Nicotine could in future yield a new treatment for Alzheimer's disease, scientists have revealed.

Researchers found that a by-product of the compound which hooks smokers appears to protect the brain from the devastating dementia illness.

But the discovery should not be seen as an excuse to smoke. The substance, nornicotine, is toxic, and could not itself be used as a medication. But scientists believe further research might produce harmless compounds that mimic the action of nornicotine in fighting Alzheimer's.

Previous studies already suggested that cigarette smoking may delay the onset of Alzheimer's, but no-one was sure how.

There have been a number of different theories, such as stimulation of deficient molecular "receptors" that bind on to nicotine.

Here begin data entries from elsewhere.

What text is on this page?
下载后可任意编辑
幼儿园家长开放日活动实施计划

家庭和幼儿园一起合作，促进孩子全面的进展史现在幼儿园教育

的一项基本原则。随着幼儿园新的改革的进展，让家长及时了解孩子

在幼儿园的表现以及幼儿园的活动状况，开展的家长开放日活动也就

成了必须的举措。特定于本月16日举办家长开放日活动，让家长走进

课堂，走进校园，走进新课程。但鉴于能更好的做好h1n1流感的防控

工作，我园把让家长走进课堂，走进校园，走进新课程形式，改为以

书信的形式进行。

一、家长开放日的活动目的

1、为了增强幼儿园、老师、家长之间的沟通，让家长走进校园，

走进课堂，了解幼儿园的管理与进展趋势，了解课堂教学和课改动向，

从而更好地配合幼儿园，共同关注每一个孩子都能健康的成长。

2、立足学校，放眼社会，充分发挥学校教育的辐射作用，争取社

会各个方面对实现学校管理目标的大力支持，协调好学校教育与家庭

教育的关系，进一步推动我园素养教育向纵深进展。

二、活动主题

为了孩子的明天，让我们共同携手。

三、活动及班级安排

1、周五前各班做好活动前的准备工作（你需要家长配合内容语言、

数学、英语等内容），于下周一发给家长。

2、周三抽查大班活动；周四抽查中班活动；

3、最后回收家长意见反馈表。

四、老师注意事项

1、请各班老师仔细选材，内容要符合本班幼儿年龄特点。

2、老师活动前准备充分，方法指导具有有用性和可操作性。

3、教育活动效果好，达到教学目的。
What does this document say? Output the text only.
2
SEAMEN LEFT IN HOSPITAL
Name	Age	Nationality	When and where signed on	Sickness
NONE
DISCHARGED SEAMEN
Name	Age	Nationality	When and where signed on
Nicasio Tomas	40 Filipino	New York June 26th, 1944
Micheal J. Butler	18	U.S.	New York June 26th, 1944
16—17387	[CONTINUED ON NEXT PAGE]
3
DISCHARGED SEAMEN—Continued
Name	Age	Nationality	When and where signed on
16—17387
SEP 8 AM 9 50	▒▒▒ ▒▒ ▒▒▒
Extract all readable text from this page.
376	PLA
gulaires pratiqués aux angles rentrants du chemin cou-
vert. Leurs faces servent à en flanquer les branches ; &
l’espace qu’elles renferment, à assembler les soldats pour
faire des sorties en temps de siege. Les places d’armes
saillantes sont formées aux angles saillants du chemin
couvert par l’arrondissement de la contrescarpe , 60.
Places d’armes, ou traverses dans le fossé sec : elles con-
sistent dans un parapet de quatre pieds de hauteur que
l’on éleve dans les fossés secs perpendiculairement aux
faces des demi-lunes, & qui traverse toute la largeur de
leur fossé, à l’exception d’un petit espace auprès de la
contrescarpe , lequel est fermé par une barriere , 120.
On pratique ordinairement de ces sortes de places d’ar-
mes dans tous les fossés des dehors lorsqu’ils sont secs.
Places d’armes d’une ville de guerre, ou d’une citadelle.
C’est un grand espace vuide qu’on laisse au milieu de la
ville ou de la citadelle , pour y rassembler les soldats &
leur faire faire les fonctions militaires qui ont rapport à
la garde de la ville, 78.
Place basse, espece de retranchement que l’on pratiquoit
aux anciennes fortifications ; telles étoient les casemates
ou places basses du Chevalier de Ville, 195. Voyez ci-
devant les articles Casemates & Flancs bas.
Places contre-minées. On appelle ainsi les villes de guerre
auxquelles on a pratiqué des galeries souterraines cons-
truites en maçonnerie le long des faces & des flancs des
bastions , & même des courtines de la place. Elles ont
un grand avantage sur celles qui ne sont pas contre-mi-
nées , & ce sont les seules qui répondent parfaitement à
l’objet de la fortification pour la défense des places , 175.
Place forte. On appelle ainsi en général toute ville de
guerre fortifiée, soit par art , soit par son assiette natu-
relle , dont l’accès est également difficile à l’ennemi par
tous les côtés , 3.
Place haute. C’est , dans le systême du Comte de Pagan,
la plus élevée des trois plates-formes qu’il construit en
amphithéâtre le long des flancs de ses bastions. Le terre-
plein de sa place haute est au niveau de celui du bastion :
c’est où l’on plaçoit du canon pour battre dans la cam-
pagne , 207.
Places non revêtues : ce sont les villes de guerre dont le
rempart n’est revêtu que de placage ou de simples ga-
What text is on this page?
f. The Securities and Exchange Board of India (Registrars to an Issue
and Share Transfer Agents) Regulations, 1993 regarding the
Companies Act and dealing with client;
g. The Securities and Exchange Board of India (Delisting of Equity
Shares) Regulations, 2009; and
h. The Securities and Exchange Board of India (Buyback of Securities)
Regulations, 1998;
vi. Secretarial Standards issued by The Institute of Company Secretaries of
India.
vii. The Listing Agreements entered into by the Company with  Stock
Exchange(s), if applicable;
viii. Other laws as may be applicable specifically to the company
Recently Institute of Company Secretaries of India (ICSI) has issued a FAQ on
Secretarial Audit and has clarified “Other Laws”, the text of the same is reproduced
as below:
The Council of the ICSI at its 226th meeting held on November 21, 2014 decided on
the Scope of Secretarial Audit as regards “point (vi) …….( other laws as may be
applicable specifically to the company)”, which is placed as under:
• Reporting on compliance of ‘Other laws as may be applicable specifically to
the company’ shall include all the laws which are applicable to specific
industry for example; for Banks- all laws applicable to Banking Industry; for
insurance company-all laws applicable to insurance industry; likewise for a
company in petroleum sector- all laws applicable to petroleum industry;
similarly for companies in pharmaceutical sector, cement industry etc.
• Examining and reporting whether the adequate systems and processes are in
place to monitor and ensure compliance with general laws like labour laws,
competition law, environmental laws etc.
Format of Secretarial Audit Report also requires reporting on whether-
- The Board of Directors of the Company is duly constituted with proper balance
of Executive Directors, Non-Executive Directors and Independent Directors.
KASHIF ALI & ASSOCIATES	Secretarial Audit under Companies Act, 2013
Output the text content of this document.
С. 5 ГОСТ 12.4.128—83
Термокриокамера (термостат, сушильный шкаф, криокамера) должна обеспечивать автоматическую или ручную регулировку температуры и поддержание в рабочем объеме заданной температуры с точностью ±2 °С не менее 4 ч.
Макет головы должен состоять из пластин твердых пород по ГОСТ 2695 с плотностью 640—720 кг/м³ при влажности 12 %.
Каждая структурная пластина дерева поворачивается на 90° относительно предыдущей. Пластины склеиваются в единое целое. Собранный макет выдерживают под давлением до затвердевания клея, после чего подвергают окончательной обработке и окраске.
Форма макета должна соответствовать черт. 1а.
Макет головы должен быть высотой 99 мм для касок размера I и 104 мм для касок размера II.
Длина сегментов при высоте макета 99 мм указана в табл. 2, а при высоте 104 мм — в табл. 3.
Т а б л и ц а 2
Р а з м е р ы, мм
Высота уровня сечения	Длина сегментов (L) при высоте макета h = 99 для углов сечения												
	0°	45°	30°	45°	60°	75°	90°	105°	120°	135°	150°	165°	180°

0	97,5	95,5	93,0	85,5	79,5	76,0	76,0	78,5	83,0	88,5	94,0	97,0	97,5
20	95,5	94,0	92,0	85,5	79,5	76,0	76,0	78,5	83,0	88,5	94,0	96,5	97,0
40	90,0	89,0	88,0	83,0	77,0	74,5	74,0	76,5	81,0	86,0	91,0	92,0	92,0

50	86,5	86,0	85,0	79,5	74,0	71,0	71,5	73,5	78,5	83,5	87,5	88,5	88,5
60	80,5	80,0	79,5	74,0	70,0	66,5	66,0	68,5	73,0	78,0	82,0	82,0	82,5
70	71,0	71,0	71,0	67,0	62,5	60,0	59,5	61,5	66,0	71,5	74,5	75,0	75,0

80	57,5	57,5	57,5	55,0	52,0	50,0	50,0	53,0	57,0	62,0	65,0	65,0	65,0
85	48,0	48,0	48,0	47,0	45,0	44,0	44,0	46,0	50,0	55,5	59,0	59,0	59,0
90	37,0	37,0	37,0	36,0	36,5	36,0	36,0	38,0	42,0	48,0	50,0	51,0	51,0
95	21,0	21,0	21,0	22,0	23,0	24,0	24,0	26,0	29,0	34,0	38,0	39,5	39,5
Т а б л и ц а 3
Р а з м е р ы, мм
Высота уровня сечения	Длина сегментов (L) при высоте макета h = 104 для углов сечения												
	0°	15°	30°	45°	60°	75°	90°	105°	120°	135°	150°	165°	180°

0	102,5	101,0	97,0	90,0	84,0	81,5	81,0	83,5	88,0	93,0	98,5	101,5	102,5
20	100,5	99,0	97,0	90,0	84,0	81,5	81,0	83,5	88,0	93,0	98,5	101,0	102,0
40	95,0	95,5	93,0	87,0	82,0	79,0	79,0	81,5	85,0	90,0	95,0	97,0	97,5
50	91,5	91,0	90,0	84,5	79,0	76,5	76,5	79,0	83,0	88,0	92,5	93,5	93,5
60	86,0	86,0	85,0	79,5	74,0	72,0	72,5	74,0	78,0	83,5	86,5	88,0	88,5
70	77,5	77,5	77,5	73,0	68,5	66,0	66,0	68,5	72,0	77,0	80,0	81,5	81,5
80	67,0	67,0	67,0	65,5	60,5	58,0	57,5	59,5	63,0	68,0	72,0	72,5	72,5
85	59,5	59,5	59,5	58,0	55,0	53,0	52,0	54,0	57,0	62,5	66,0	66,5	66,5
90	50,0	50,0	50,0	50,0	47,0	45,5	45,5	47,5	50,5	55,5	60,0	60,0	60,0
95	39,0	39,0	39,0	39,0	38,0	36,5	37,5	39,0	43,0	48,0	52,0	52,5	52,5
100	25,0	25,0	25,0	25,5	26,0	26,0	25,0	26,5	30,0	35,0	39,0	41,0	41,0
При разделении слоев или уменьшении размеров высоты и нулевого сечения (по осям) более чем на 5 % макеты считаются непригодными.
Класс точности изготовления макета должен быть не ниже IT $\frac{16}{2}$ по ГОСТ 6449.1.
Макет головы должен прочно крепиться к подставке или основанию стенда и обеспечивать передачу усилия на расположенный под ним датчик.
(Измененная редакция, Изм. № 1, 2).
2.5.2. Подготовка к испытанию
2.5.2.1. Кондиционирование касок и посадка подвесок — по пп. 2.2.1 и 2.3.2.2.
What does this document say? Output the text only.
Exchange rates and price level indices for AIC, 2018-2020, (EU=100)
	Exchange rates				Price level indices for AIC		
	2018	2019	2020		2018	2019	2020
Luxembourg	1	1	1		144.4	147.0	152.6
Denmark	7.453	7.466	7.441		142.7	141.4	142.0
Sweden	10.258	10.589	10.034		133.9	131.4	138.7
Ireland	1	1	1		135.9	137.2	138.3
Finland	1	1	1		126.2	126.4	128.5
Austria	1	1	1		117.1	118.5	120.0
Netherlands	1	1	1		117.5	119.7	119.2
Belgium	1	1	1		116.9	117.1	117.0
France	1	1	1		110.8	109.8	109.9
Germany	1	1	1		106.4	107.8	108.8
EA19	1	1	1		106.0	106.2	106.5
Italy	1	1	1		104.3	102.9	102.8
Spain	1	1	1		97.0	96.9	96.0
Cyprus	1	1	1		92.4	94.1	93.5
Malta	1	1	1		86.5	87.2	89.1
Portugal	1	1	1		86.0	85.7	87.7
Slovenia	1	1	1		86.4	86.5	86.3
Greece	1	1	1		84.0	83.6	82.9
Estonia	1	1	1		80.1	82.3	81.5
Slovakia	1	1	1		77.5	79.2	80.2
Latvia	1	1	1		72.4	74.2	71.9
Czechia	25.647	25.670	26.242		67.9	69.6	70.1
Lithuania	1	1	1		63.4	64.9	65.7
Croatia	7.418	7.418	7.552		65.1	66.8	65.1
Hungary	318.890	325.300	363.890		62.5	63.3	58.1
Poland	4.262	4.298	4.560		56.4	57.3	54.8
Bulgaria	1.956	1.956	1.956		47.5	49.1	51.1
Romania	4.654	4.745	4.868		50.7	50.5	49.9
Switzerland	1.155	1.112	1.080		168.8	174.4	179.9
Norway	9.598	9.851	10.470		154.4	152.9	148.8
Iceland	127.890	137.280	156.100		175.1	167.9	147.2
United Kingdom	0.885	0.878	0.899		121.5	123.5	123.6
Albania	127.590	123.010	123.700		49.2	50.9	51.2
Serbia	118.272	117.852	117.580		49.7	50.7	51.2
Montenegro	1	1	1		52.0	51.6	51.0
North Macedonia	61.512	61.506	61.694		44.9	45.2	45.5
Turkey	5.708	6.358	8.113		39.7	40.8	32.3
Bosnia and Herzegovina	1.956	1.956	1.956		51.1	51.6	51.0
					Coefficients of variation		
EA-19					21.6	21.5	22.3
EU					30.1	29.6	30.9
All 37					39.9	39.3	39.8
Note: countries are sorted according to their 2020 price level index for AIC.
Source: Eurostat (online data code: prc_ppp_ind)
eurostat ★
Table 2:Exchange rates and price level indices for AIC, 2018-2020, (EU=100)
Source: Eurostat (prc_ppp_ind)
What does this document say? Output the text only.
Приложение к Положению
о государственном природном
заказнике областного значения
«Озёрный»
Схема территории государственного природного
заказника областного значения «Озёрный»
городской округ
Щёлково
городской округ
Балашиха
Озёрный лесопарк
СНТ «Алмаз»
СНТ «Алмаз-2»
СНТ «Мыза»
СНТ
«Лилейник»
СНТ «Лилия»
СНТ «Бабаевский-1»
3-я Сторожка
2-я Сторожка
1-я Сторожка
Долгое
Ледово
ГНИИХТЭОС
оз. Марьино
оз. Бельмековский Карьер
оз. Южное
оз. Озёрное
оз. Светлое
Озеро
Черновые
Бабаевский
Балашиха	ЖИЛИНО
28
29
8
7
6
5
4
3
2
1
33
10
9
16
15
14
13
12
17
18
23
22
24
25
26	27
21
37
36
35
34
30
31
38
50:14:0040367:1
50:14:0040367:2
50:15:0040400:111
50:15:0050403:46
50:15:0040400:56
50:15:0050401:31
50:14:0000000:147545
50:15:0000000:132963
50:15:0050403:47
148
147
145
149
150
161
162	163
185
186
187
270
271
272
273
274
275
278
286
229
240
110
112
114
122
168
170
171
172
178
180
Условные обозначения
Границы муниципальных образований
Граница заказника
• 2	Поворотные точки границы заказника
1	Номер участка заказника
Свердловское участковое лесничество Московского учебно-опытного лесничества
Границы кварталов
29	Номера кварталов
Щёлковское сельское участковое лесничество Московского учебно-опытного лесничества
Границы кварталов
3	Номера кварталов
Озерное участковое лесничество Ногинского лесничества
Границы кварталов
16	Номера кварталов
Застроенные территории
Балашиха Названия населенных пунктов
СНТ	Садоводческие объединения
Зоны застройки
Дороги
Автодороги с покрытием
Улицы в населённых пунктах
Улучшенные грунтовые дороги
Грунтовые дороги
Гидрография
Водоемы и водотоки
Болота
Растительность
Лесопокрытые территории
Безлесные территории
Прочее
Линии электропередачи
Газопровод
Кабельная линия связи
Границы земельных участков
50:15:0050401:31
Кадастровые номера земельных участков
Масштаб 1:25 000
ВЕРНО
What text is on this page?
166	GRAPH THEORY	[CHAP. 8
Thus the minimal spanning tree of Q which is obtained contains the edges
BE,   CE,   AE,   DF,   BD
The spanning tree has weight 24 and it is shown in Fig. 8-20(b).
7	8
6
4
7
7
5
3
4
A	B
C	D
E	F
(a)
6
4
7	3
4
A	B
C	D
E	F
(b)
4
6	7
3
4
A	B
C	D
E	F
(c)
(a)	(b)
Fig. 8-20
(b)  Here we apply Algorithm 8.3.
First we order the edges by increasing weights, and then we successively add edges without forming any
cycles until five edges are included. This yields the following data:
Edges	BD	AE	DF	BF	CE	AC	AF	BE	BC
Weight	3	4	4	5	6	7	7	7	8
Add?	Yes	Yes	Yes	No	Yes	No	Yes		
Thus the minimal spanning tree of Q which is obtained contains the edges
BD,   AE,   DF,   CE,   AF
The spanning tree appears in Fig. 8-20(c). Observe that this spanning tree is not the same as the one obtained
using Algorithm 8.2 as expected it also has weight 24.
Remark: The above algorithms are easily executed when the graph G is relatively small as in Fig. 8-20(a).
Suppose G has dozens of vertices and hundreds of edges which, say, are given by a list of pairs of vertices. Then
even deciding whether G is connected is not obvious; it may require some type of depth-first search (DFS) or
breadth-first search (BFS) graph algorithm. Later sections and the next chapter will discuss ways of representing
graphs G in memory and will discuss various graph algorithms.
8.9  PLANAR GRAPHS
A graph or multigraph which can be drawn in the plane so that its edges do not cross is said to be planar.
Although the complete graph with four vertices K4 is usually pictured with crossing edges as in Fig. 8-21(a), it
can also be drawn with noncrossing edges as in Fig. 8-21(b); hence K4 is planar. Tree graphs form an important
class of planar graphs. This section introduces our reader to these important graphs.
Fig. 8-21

The new research indicates that nornicotine, produced when nicotine is broken down in the body, prevents the formation of protein lumps, or plaques, in the brain associated with Alzheimer's.

Plaque formation was reduced when two US scientists incubated nornicotine and glucose with the amyloid beta proteins from which the deposits are made. Nornicotine is involved in a reaction between sugars and proteins called glycation, which is normally considered harmful.

The findings were published today in the journal Proceedings of the National Academy of Sciences.

Tobin Dickerson and Kim Janda, from The Scripps Research Institute, la Jolla, California, wrote: "Nicotine and nonicotine treatments are intriguing and potentially valuable treatments for AD (Alzheimer's disease). However, both compounds have significant toxicity and known psychoactivity. These results argue for increased study into new therapeutic compounds capable of..modifying A beta while displaying reduced toxicity and psychoactivity."

They added that nornicotine may play a role in the formation of amyloid plaques in other diseases, such as Parkinson's.